A variety of different financial and other investment vehicles have become available within the Brazilian agricultural sector, spanning over direct investment in transportation, storage and harborage, contract farming, capital market investment in stack and investment funds, as well as partnerships and joint ventures (MAPA, 2010).
Banks in developed countries have also been engaged in financing Brazilian export crops, because of the much lower interest rates on international as opposed to domestic markets. The value of the produce is thereby provided as guarantee for the loans (DSC 2008, p.18). As whole soybeans, soybean oil, soybean meal, corn, cotton, sugar, lean hogs and live cattle are amongst the 18 key commodities traded in Chicago, London, and New York (BURCH & LAWRENCE 2009, p.273), they offer highly tradable futures. The proliferation of financialization within essential agricultural commodity sectors has hereby provided a large amount of credit for the growth of commercially oriented monoculture (MENDONÇA 2015, p.396), while it also has been pinpointed as something which weakens small-scale farming (ISAKSON 2013, p.12).
In relation to the process of financialization of agriculture, Brazil has converged with the general trend within the contemporary global food system to rely increasingly on private capital (FRIEDMANN & MCMICHAEL 1989, p.112).
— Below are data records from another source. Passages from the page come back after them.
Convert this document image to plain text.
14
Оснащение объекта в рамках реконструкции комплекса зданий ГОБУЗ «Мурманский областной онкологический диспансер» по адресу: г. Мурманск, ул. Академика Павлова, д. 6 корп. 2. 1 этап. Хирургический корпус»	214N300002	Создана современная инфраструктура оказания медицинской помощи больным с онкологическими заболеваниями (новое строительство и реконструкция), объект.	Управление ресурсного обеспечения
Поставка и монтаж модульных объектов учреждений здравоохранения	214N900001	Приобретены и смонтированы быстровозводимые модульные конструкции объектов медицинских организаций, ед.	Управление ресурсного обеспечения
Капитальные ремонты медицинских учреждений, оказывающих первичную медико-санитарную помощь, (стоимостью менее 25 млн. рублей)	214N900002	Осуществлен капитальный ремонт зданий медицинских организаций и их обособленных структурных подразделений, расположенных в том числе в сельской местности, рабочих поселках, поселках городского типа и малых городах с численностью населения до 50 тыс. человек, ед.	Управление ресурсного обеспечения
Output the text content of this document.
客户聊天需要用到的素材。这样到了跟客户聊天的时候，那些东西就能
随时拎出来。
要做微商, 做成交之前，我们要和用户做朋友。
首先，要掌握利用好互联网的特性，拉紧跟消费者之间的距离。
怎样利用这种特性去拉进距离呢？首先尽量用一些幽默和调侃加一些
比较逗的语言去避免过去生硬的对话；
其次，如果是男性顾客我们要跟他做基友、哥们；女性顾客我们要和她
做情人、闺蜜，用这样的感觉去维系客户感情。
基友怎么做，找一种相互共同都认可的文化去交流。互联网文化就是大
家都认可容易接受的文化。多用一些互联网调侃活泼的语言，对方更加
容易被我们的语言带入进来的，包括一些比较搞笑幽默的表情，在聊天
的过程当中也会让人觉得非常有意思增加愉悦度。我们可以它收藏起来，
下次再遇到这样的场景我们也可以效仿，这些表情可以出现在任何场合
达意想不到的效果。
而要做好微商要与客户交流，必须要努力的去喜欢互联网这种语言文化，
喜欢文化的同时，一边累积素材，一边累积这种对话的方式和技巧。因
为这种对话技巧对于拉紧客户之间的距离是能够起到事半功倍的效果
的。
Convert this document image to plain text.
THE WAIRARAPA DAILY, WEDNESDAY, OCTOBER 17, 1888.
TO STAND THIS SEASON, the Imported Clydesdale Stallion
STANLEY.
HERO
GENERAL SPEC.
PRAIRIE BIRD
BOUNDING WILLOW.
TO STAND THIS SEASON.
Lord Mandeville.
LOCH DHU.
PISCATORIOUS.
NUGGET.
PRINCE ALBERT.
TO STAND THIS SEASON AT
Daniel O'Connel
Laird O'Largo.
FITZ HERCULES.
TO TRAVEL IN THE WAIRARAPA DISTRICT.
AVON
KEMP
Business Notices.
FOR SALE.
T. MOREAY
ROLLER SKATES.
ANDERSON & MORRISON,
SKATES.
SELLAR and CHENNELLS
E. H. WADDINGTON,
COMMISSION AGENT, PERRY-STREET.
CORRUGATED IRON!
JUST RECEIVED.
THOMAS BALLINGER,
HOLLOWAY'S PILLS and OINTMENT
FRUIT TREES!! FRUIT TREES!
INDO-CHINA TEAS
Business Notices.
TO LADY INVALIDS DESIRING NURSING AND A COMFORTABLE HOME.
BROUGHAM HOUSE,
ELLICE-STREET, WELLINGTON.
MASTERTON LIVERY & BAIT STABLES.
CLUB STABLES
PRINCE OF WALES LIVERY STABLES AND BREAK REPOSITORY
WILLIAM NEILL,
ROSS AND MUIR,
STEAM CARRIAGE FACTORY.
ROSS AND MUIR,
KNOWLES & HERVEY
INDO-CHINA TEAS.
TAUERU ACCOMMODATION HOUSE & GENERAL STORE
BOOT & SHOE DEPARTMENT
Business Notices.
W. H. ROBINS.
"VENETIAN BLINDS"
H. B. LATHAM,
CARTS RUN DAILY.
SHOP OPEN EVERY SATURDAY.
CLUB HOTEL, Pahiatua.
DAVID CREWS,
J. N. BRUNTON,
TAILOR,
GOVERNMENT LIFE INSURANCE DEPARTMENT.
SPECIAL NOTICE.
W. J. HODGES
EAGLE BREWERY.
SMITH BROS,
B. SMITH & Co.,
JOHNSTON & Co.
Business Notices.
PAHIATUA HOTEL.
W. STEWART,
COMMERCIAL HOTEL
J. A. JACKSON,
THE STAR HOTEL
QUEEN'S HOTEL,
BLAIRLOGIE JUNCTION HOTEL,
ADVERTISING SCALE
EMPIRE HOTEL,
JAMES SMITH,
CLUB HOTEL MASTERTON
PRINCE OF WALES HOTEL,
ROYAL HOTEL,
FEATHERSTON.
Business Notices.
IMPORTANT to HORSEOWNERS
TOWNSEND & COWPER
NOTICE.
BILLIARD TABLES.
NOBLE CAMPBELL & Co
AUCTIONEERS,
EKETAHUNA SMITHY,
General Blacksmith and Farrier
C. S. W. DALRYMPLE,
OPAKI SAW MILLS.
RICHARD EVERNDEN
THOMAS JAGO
As highlighted by McMichael, financialization has been an absolutely central vector for the vertical integration of agriculture, which firmly re-embeds localized production within global networks of capital, material and technological inputs, and output management.
(MCMICHAEL 2005, p.270). In Brazil, financialization has thereby constituted a parallel dimension which works in conjunction with the verticalization of production structures, by stimulating the surge of capital intensive export-agriculture and in forging its links to global markets. These linkages have meant that the reproduction of capital within the productive stage has been more closely contingent on conditions within global markets, which has provided an incentive for Brazilian producers to influence events at this level.